Meta relève sa prévision d’investissements
Meta a relevé sa prévision annuelle 2026 de dépenses d’investissement (capex, c’est-à-dire les dépenses pour construire et équiper des infrastructures) de 115–135 milliards de dollars à 125–145 milliards. Le groupe évoque la hausse des prix des composants, notamment des semi-conducteurs (puces électroniques), ainsi que des coûts supplémentaires liés aux centres de données (data centers, sites où sont hébergés et traités les serveurs). L’action META est passée d’environ 670 dollars à près de 600 dollars pendant la séance de jeudi. Meta a consacré environ 72,2 milliards de dollars de capex en 2025. Sa prévision de chiffre d’affaires au T2 reste fixée entre 58 et 61 milliards de dollars, ce qui implique une croissance d’environ 25%. JPMorgan a abaissé son objectif de cours à 12 mois de 825 à 725 dollars. Le titre évolue sous sa moyenne mobile simple à 50 jours (SMA, un indicateur qui lisse les prix sur 50 séances) proche de 630 dollars, et sous la moyenne mobile simple à 200 jours (repère de tendance de long terme) au-dessus de 678 dollars.

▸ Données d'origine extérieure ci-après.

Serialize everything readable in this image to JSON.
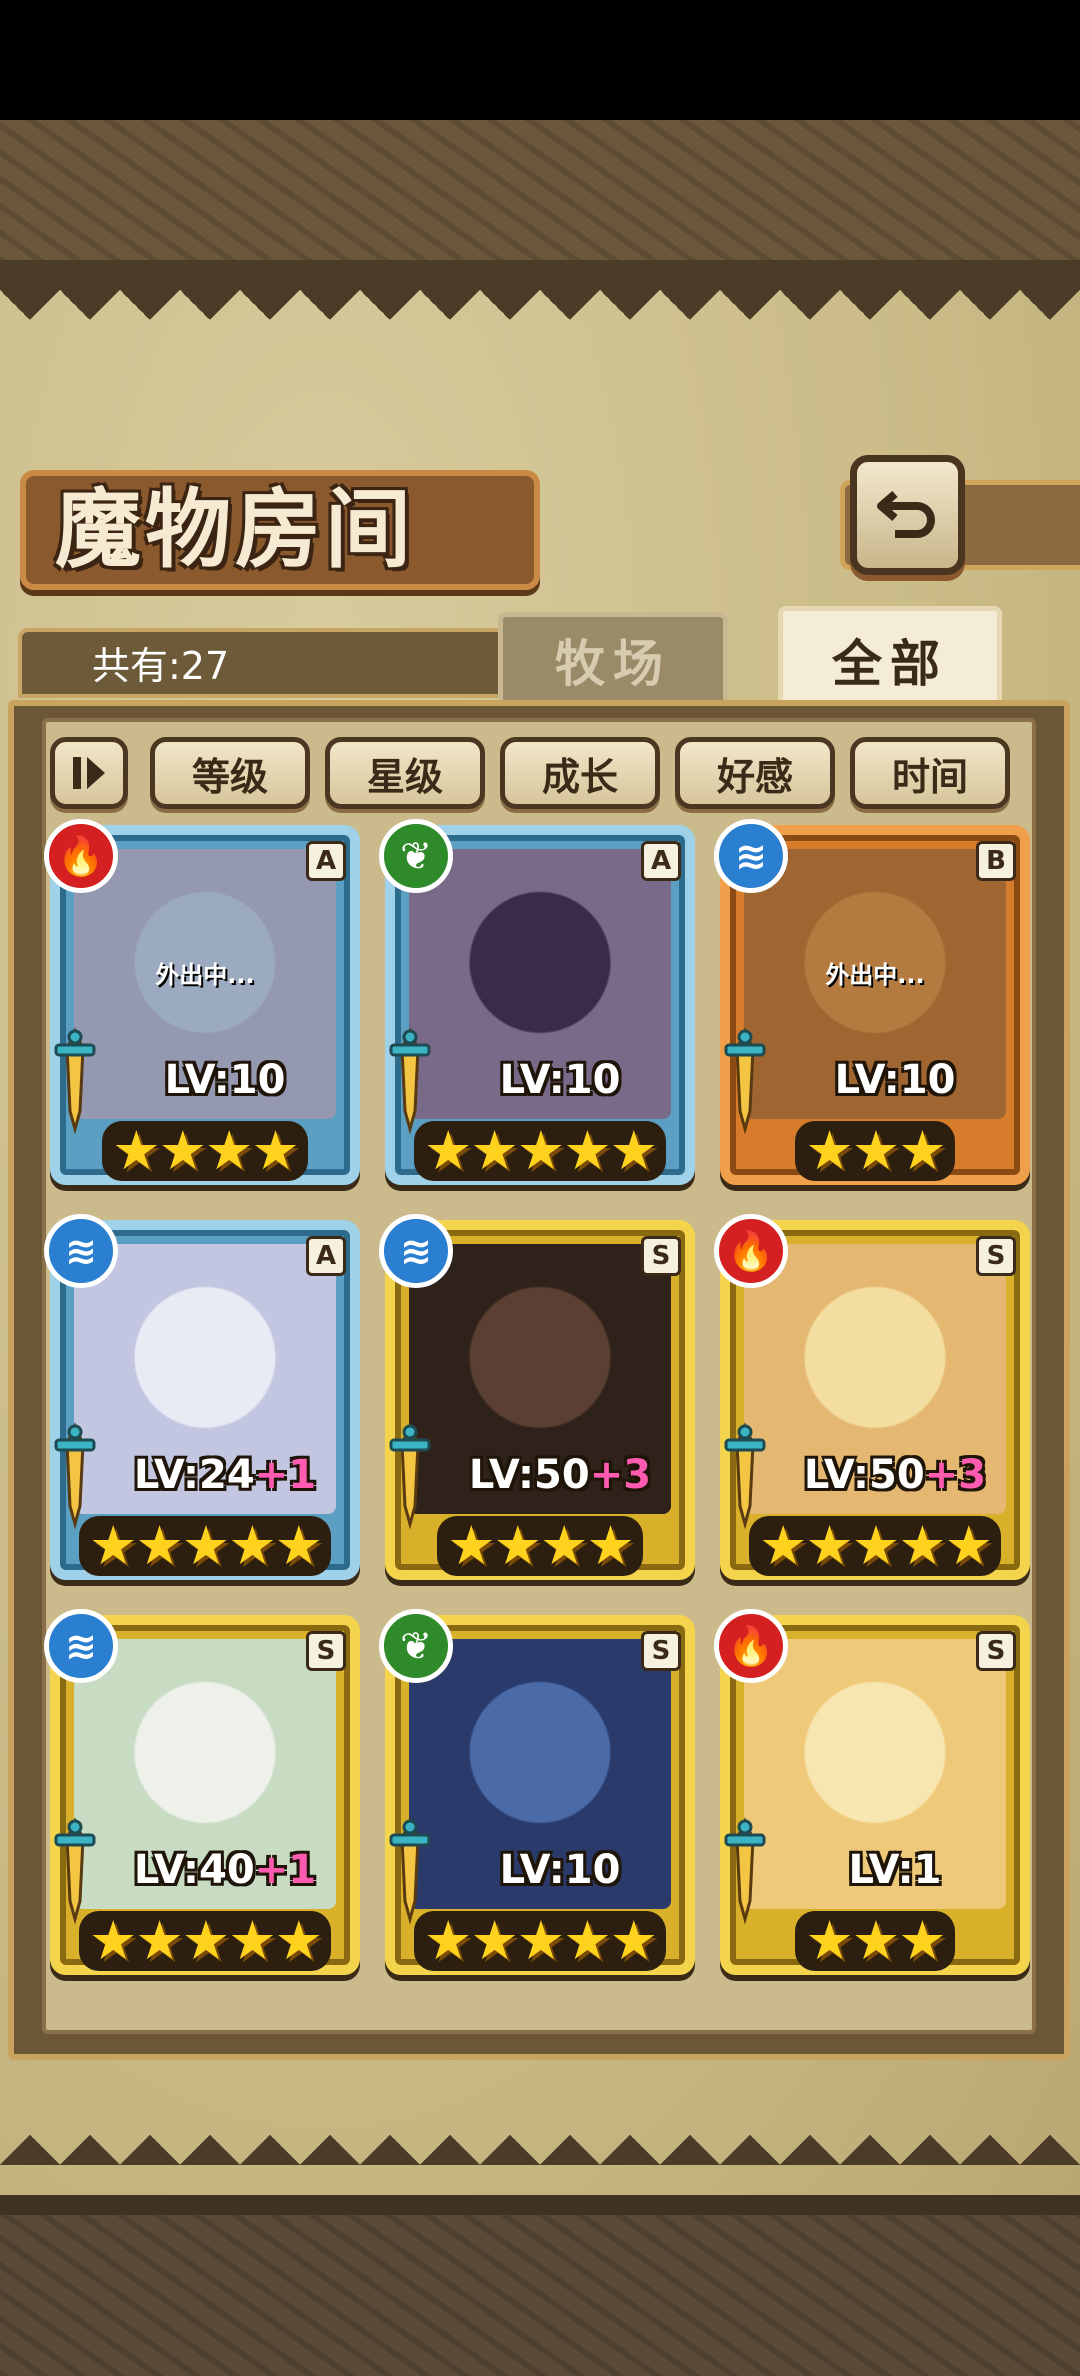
{
  "header": {
    "title": "魔物房间",
    "back_icon": "return-arrow-icon"
  },
  "count": {
    "text": "共有:27"
  },
  "tabs": [
    {
      "label": "牧场",
      "active": false
    },
    {
      "label": "全部",
      "active": true
    }
  ],
  "sort": {
    "toggle_icon": "sort-order-icon",
    "buttons": [
      "等级",
      "星级",
      "成长",
      "好感",
      "时间"
    ]
  },
  "colors": {
    "fire": "#d42020",
    "leaf": "#2f8a2a",
    "water": "#2a7fd0",
    "frameA": "#9fd2e8",
    "frameB": "#f0a04a",
    "frameS": "#f3d44c"
  },
  "monsters": [
    {
      "element": "fire",
      "rank": "A",
      "level": "LV:10",
      "bonus": "",
      "stars": "★★★★",
      "status": "外出中..."
    },
    {
      "element": "leaf",
      "rank": "A",
      "level": "LV:10",
      "bonus": "",
      "stars": "★★★★★",
      "status": ""
    },
    {
      "element": "water",
      "rank": "B",
      "level": "LV:10",
      "bonus": "",
      "stars": "★★★",
      "status": "外出中..."
    },
    {
      "element": "water",
      "rank": "A",
      "level": "LV:24",
      "bonus": "+1",
      "stars": "★★★★★",
      "status": ""
    },
    {
      "element": "water",
      "rank": "S",
      "level": "LV:50",
      "bonus": "+3",
      "stars": "★★★★",
      "status": ""
    },
    {
      "element": "fire",
      "rank": "S",
      "level": "LV:50",
      "bonus": "+3",
      "stars": "★★★★★",
      "status": ""
    },
    {
      "element": "water",
      "rank": "S",
      "level": "LV:40",
      "bonus": "+1",
      "stars": "★★★★★",
      "status": ""
    },
    {
      "element": "leaf",
      "rank": "S",
      "level": "LV:10",
      "bonus": "",
      "stars": "★★★★★",
      "status": ""
    },
    {
      "element": "fire",
      "rank": "S",
      "level": "LV:1",
      "bonus": "",
      "stars": "★★★",
      "status": ""
    }
  ]
}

Les niveaux de support cités (zones de prix où les acheteurs ont déjà freiné la baisse) se situent vers 582 dollars (novembre 2025) et 520 dollars (fin mars). Un « gap » (trou de cotation, zone où le titre a ouvert plus bas sans transactions intermédiaires) mentionné correspond au plus bas du 29 avril à 663,81 dollars.Volatilité des options et stratégies de trading
La forte baisse du titre Meta a entraîné un bond de la volatilité. La volatilité implicite (niveau de variation anticipé par le marché, intégré dans le prix des options) des options Meta à court terme a grimpé de plus de 45%, rendant les puts (options de vente) et les calls (options d’achat) nettement plus chers. Dans ce contexte, vendre des options pour encaisser la prime (le prix payé pour l’option), plutôt que d’en acheter, peut paraître plus intéressant à court terme. Avec un cours désormais sous des moyennes mobiles importantes, les intervenants à la baisse peuvent viser le support issu de la chute de novembre 2025 vers 582 dollars. Compte tenu du coût élevé des options, un spread de puts baissier (achat d’un put et vente d’un autre put avec un prix d’exercice plus bas, le prix d’exercice étant le niveau de prix auquel l’option s’active) peut offrir une façon moins coûteuse de se positionner sur une poursuite du repli. Cette approche plafonne à la fois le gain potentiel et le coût initial. À l’inverse, les primes élevées rendent la vente de puts couverts par du cash (vendre un put en gardant l’argent nécessaire pour acheter l’action si l’on est exercé) intéressante pour ceux qui jugent la baisse excessive. Encaisser des primes en vendant des puts avec un prix d’exercice à 520 dollars ou en dessous (support de fin mars) peut servir à générer des revenus ou à acheter le titre à un niveau inférieur. L’objectif révisé de JPMorgan à 725 dollars indique que certains analystes voient dans ce repli une opportunité de long terme. Cela ressemble à un sujet propre à l’entreprise plutôt qu’à une panique générale. Alors que Meta a perdu plus de 10%, le NASDAQ n’a reculé que de 0,5%, ce qui suggère une inquiétude concentrée sur les plans de dépenses agressifs de Meta dans l’IA (intelligence artificielle).